Pyarrow ops is Python libary for data crunching operations directly on the pyarrow.Table class, implemented in numpy & Cython. For convenience, function naming and behavior tries to replicates that of the Pandas API. The Join / Groupy performance is slightly slower than that of pandas, especially on multi column joins.
Current use cases:
- Data operations like joins, groupby (aggregations), filters & drop_duplicates
- (Very fast) reusable pre-processing for ML applications
Use the package manager pip to install pyarrow_ops.
pip install pyarrow_ops
See test_*.py for runnable test examples
Data operations:
import pyarrow as pa
from pyarrow_ops import join, filters, groupby, head, drop_duplicates
# Create pyarrow.Table
t = pa.Table.from_pydict({
'Animal': ['Falcon', 'Falcon', 'Parrot', 'Parrot', 'Parrot'],
'Max Speed': [380., 370., 24., 26., 24.]
})
head(t) # Use head to print, like df.head()
# Drop duplicates based on column values
d = drop_duplicates(t, on=['Animal'], keep='first')
# Groupby iterable
for key, value in groupby(t, ['Animal']):
print(key)
head(value)
# Group by aggregate functions
g = groupby(t, ['Animal']).sum()
g = groupby(t, ['Animal']).agg({'Max Speed': 'max'})
# Use filter predicates using list of tuples (column, operation, value)
f = filters(t, [('Animal', 'not in', ['Falcon', 'Duck']), ('Max Speed', '<', 25)])
# Join operations (currently performs inner join)
t2 = pa.Table.from_pydict({
'Animal': ['Falcon', 'Parrot'],
'Age': [10, 20]
})
j = join(t, t2, on=['Animal'])
ML Preprocessing (note: personal tests showed ~5x speed up compared to pandas on large datasets)
import pyarrow as pa
from pyarrow_ops import head, TableCleaner
# Training data
t1 = pa.Table.from_pydict({
'Animal': ['Falcon', 'Falcon', 'Parrot', 'Parrot', 'Parrot'],
'Max Speed': [380., 370., None, 26., 24.],
'Value': [2000, 1500, 10, 30, 20],
})
# Create TableCleaner & register columns to be processed
cleaner = TableCleaner()
cleaner.register_numeric('Max Speed', impute='min', clip=True)
cleaner.register_label('Animal', categories=['Goose', 'Falcon'])

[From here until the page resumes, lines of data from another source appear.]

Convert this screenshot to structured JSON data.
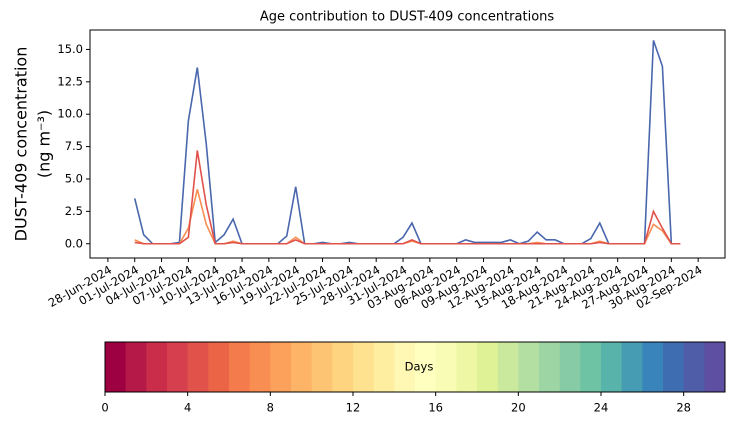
{
  "chart_data": {
    "type": "line",
    "title": "Age contribution to DUST-409 concentrations",
    "ylabel": [
      "DUST-409 concentration",
      "(ng m⁻³)"
    ],
    "x": [
      "2024-07-01",
      "2024-07-02",
      "2024-07-03",
      "2024-07-04",
      "2024-07-05",
      "2024-07-06",
      "2024-07-07",
      "2024-07-08",
      "2024-07-09",
      "2024-07-10",
      "2024-07-11",
      "2024-07-12",
      "2024-07-13",
      "2024-07-14",
      "2024-07-15",
      "2024-07-16",
      "2024-07-17",
      "2024-07-18",
      "2024-07-19",
      "2024-07-20",
      "2024-07-21",
      "2024-07-22",
      "2024-07-23",
      "2024-07-24",
      "2024-07-25",
      "2024-07-26",
      "2024-07-27",
      "2024-07-28",
      "2024-07-29",
      "2024-07-30",
      "2024-07-31",
      "2024-08-01",
      "2024-08-02",
      "2024-08-03",
      "2024-08-04",
      "2024-08-05",
      "2024-08-06",
      "2024-08-07",
      "2024-08-08",
      "2024-08-09",
      "2024-08-10",
      "2024-08-11",
      "2024-08-12",
      "2024-08-13",
      "2024-08-14",
      "2024-08-15",
      "2024-08-16",
      "2024-08-17",
      "2024-08-18",
      "2024-08-19",
      "2024-08-20",
      "2024-08-21",
      "2024-08-22",
      "2024-08-23",
      "2024-08-24",
      "2024-08-25",
      "2024-08-26",
      "2024-08-27",
      "2024-08-28",
      "2024-08-29",
      "2024-08-30",
      "2024-08-31"
    ],
    "series": [
      {
        "color": "#4a67ad",
        "values": [
          3.5,
          0.7,
          0,
          0,
          0,
          0.1,
          9.5,
          13.6,
          7.7,
          0.1,
          0.7,
          1.9,
          0,
          0,
          0,
          0,
          0,
          0.6,
          4.4,
          0,
          0,
          0.1,
          0,
          0,
          0.1,
          0,
          0,
          0,
          0,
          0,
          0.5,
          1.6,
          0,
          0,
          0,
          0,
          0,
          0.3,
          0.1,
          0.1,
          0.1,
          0.1,
          0.3,
          0,
          0.2,
          0.9,
          0.3,
          0.3,
          0,
          0,
          0,
          0.4,
          1.6,
          0,
          0,
          0,
          0,
          0,
          15.7,
          13.7,
          0,
          0
        ]
      },
      {
        "color": "#f88e52",
        "values": [
          0.3,
          0,
          0,
          0,
          0,
          0,
          1.2,
          4.2,
          1.5,
          0,
          0,
          0.2,
          0,
          0,
          0,
          0,
          0,
          0,
          0.5,
          0,
          0,
          0,
          0,
          0,
          0,
          0,
          0,
          0,
          0,
          0,
          0,
          0.2,
          0,
          0,
          0,
          0,
          0,
          0,
          0,
          0,
          0,
          0,
          0,
          0,
          0,
          0.1,
          0,
          0,
          0,
          0,
          0,
          0,
          0.2,
          0,
          0,
          0,
          0,
          0,
          1.5,
          1.0,
          0,
          0
        ]
      },
      {
        "color": "#e1524a",
        "values": [
          0.1,
          0,
          0,
          0,
          0,
          0,
          0.5,
          7.2,
          3.0,
          0,
          0,
          0.1,
          0,
          0,
          0,
          0,
          0,
          0,
          0.3,
          0,
          0,
          0,
          0,
          0,
          0,
          0,
          0,
          0,
          0,
          0,
          0,
          0.3,
          0,
          0,
          0,
          0,
          0,
          0,
          0,
          0,
          0,
          0,
          0,
          0,
          0,
          0,
          0,
          0,
          0,
          0,
          0,
          0,
          0.1,
          0,
          0,
          0,
          0,
          0,
          2.5,
          1.2,
          0,
          0
        ]
      }
    ],
    "xlim": [
      "2024-06-26",
      "2024-09-05"
    ],
    "xticks": [
      {
        "value": "2024-06-28",
        "label": "28-Jun-2024"
      },
      {
        "value": "2024-07-01",
        "label": "01-Jul-2024"
      },
      {
        "value": "2024-07-04",
        "label": "04-Jul-2024"
      },
      {
        "value": "2024-07-07",
        "label": "07-Jul-2024"
      },
      {
        "value": "2024-07-10",
        "label": "10-Jul-2024"
      },
      {
        "value": "2024-07-13",
        "label": "13-Jul-2024"
      },
      {
        "value": "2024-07-16",
        "label": "16-Jul-2024"
      },
      {
        "value": "2024-07-19",
        "label": "19-Jul-2024"
      },
      {
        "value": "2024-07-22",
        "label": "22-Jul-2024"
      },
      {
        "value": "2024-07-25",
        "label": "25-Jul-2024"
      },
      {
        "value": "2024-07-28",
        "label": "28-Jul-2024"
      },
      {
        "value": "2024-07-31",
        "label": "31-Jul-2024"
      },
      {
        "value": "2024-08-03",
        "label": "03-Aug-2024"
      },
      {
        "value": "2024-08-06",
        "label": "06-Aug-2024"
      },
      {
        "value": "2024-08-09",
        "label": "09-Aug-2024"
      },
      {
        "value": "2024-08-12",
        "label": "12-Aug-2024"
      },
      {
        "value": "2024-08-15",
        "label": "15-Aug-2024"
      },
      {
        "value": "2024-08-18",
        "label": "18-Aug-2024"
      },
      {
        "value": "2024-08-21",
        "label": "21-Aug-2024"
      },
      {
        "value": "2024-08-24",
        "label": "24-Aug-2024"
      },
      {
        "value": "2024-08-27",
        "label": "27-Aug-2024"
      },
      {
        "value": "2024-08-30",
        "label": "30-Aug-2024"
      },
      {
        "value": "2024-09-02",
        "label": "02-Sep-2024"
      }
    ],
    "ylim": [
      -1.1,
      16.5
    ],
    "yticks": [
      {
        "value": 0,
        "label": "0.0"
      },
      2.5,
      {
        "value": 5,
        "label": "5.0"
      },
      7.5,
      {
        "value": 10,
        "label": "10.0"
      },
      12.5,
      {
        "value": 15,
        "label": "15.0"
      }
    ],
    "colorbar": {
      "label": "Days",
      "lim": [
        0,
        30
      ],
      "ticks": [
        0,
        4,
        8,
        12,
        16,
        20,
        24,
        28
      ],
      "colors": [
        "#9e0142",
        "#b41947",
        "#c92d4a",
        "#d6404e",
        "#e1524a",
        "#ec6446",
        "#f47b4b",
        "#f88e52",
        "#fba15c",
        "#fdb466",
        "#fdc473",
        "#fed481",
        "#fee290",
        "#feee9f",
        "#fff8b4",
        "#ffffbf",
        "#f8fcb4",
        "#eef8a4",
        "#e0f296",
        "#cbe99d",
        "#b4dfa2",
        "#9dd5a4",
        "#86cba5",
        "#6ec3a5",
        "#58b4aa",
        "#459cb3",
        "#3984bb",
        "#3f6db1",
        "#4f5ca8",
        "#5e4fa2"
      ]
    }
  }
}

cleaner.register_one_hot('Animal')
# Clean table and split into train/test
X, y = cleaner.clean_table(t1, label='Value')
X_train, X_test, y_train, y_test = cleaner.split(X, y)
# Train a model + Save cleaner settings
cleaner_dict = cleaner.to_dict()
# Prediction data
t2 = pa.Table.from_pydict({
'Animal': ['Falcon', 'Goose', 'Parrot', 'Parrot'],
'Max Speed': [380., 10., None, 26.]
})
new_cleaner = TableCleaner().from_dict(cleaner_dict)
X_pred = new_cleaner.clean_table(t2)
- Improve groupby speed by not create copys of table
- Add ML cleaning class
- Improve speed of groupby by avoiding for loops
- Improve join speed by moving code to C
- Add unit tests using pytest
- Add window functions on groupby
- Add more join options (left, right, outer, full, cross)
- Allow for functions to be classmethods of pa.Table* (t.groupby(...))
*One of the main difficulties is that the pyarrow classes are written in C and do not have a dict method, this hinders inheritance and adding classmethods.
In the future many of these functions might be obsolete by enhancements in the pyarrow package, but for now it is a convenient alternative to switching back and forth between pyarrow and pandas.
Pull requests are very welcome, however I believe in 80% of the utility in 20% of the code. I personally get lost reading the tranches of the pandas source code. If you would like to seriously improve this work, please let me know!